2025-11-08

Introduction

  • The cosine of similarity formula is a powerful technique to measure the similarity between two digital items.
  • These items could include:
    • Photos
    • Raw Text
    • Vector Data etc.
  • In this presentation we will focus on raw text.
  • We will build an intuition of how it works through data visualization.
  • But first we need to go over the vectorization of data.

Vectorization

  • What is the vectorization of data?
  • The easiest way to explain is with an example.
  • Let’s say we have two text files containing the following:
    • raw1.txt: hello goodbye
    • raw2.txt: hello hello goodbye
  • We need to convert these files into vectors \(\overset{\rightharpoonup}v_1\) and \(\overset{\rightharpoonup}v_2\).
  • We can do this by counting each word and storing the count in its own index in a vector.
  • Doing this we end up with the following: \[ \overset{\rightharpoonup}v_1= \begin{bmatrix} 1 \\ 1 \end{bmatrix}, \overset{\rightharpoonup}v_2= \begin{bmatrix} 2 \\ 1 \end{bmatrix} \]

Calculating Similarity

  • Now that we have our vectors we can use them to calculate the similarity by measuring the angles between them.
  • For our example we could use the Law of Cosines, since we’re dealing with a simple triangle. \[ c^2=a^2+b^2-2ab \cos \theta \\ \cos \theta = \frac{a^2+b^2-c^2}{2ab} \]
  • However, this becomes complicated for documents with more than two unique words.
  • Instead, we’ll use the Dot Product, since it works directly on vectors. \[ \overset{\rightharpoonup}v_1 \cdot \overset{\rightharpoonup}v_2 = |\overset{\rightharpoonup}v_1| |\overset{\rightharpoonup}v_2| \cos \theta \\ \cos \theta =\frac{\overset{\rightharpoonup}v_1 \cdot \overset{\rightharpoonup}v_2}{|\overset{\rightharpoonup}v_1||\overset{\rightharpoonup}v_2|} \]

Visualizing Similarity

  • Enough math lets plot \(\overset{\rightharpoonup}v_1\) and \(\overset{\rightharpoonup}v_2\), so we can see what we’re talking about.

Visualizing Similarity Continued

  • What if we doubled the amount of words in \(\overset{\rightharpoonup}v_2\) but kept the same proportion?
  • The angle stays the same.
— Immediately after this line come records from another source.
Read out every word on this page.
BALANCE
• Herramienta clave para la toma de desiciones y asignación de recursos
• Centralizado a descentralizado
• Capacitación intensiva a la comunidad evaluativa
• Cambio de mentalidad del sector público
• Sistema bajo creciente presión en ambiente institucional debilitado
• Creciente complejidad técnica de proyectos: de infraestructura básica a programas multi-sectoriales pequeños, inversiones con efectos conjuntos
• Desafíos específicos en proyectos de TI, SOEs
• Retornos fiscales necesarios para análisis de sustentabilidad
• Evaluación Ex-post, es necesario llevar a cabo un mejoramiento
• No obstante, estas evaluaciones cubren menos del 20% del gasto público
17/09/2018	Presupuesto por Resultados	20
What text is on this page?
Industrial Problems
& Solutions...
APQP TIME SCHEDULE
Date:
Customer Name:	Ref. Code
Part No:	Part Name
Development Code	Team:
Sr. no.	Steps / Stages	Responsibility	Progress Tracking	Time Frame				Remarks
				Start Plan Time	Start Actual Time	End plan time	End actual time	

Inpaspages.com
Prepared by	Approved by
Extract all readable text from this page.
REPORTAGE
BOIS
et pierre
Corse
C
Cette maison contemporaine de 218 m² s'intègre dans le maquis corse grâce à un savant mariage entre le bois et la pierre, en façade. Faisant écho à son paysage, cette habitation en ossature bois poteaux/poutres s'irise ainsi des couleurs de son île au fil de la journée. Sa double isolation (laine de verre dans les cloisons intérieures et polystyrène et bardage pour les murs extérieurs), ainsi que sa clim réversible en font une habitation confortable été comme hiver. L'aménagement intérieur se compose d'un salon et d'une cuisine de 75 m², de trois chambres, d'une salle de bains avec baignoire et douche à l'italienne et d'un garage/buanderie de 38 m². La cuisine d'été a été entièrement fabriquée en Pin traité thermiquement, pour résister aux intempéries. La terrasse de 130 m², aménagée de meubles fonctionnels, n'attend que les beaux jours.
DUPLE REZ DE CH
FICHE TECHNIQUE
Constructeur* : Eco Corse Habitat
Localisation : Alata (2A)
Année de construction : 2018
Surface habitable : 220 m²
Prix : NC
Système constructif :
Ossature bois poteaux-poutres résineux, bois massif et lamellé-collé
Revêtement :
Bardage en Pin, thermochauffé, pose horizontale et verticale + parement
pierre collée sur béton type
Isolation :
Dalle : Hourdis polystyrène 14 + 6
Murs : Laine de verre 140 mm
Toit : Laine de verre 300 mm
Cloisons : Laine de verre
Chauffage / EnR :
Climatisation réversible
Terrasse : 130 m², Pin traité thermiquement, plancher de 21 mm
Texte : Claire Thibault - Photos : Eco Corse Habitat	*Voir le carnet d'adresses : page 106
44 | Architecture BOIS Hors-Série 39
One of the main benefits is that similarity isn’t dependent on length.

Visualizing Similarity Continued

  • If you added the word bird to each vector it would look like this.
  • Notice the angle is still the same, since we added the same amount of bird to each document.
  • You can interact with the plot below with your cursor.

Computing Cosine of Similarity in R

v_1 <- c(1, 1)
v_2 <- c(2, 1)
cos_sim <- sum(v_1 * v_2) / (sqrt(sum(v_1^2)) * sqrt(sum(v_2^2)))
cos_sim
## [1] 0.9486833